Before voting on the resolution, the plenary session held over two hours of intensive debates. Parliamentarians from different countries made speeches at the meeting, outlining their personal experiences and opinions of communist regimes. Clearharmony will publish these speeches to bring attention to the crimes of the world’s largest communist regime — the Chinese Communist Party — which has brutally oppressed Falun Gong practitioners for almost seven years resulting in almost three thousand deaths and at least 44,000 documented abuses of torture.

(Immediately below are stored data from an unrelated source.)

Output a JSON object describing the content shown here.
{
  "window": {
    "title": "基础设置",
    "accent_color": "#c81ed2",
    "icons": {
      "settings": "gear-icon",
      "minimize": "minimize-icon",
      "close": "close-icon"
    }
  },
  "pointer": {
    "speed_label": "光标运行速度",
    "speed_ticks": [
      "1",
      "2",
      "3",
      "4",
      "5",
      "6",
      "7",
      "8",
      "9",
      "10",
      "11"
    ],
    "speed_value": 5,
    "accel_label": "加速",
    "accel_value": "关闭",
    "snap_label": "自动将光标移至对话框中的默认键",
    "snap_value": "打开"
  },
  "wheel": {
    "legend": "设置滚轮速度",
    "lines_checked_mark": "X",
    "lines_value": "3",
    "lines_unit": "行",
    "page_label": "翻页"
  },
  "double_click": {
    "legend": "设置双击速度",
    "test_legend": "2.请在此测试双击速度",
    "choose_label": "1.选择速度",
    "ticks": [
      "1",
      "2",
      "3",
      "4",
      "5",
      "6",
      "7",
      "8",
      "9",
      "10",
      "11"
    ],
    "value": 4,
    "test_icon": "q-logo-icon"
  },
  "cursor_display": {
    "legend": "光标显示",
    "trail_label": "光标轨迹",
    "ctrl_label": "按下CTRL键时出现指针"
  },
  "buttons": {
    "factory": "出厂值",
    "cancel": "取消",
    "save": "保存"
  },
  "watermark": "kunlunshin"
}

The following speech is by Mr Eörsi, a parliamentarian representing Hungary:


This morning, there was a small demonstration in front of this building and all of us have received letters from various lobby groups telling us that we are wrong in wanting to condemn the crimes of communism. I point out to those of the Group of the Unified European Left and all those who wrote such letters that they were free to come here and to write letters. When I was younger I had much more hair; it was not grey and I even had a beard. When we wrote letters and demonstrated most of us were put into jail. That is a huge difference. The UEL’s perception is wrong.

Why would I want to set aside or abandon communist ideas? As Lluís Maria de Puig said, many people were believers. My father was a believer. Why would I condemn my father? But we should learn from such intellectual attitudes. The famous Hungarian philosopher Georg Lukács said, “My party, right or wrong”. Before he died, Jean-Paul Sartre said that he knew all about the gulag but said nothing because he did not want to demoralise the working class and its belief in the future. Learning the truth is vital if we are to make conclusions.

We are talking not about beliefs but about the most horrible crimes. When we talk about what Pol Pot, Mao Zedong and Stalin did to their people, we are told that we should not forget that Stalin liberated half of Europe. How could I forget that? If Stalin had not liberated Europe I should not be here today. Although I never forget that Stalin liberated central and eastern Europe, I remember that before he did so he shook hands with Hitler, to divide Poland, invade the Baltic countries and kill as many people as he could.

Why would I forget that Raoul Wallenberg, who saved my father’s life, disappeared and died in a Russian prison? Nobody knows where or why. I do not understand why people on the left do not realise that we are talking about not ideology and belief but the most terrible crimes committed against human beings in our continent.

I am worried that this debate could be used for various domestic political purposes. There is no problem in Denmark or the Netherlands – nor, fortunately, in Hungary as we do not have communists anymore – but there could be a problem in other countries. I hope that the Assembly will unite in condemning the criminal acts of communism. Whatever Stalin did to others, it was worse for the Russian people. I am convinced that the people of central and eastern Europe, together with the Russians, and all our representatives will be united in condemning those terrible crimes. Thank you.


More information on the resolution “Need for international condemnation of crimes of totalitarian communist regimes” can be found at http://www.clearharmony.net/articles/200601/31217.html

Note: Founded on May 5th 1949, the Council of Europe (COE) has 46 member countries and has its headquarters in Strasbourg, France. The COE aims to defend human rights, parliamentary democracy and the rule of law, to develop continent-wide agreements to standardise member countries’ social and legal practices, and to promote awareness of a European identity based on shared values and cutting across different cultures. The highest decision-making body is the Committee of Ministers, composed of the 46 Foreign ministers or their Strasbourg-based deputies (ambassadors/permanent representatives). The European Human Rights Court is a body under the Council of Europe.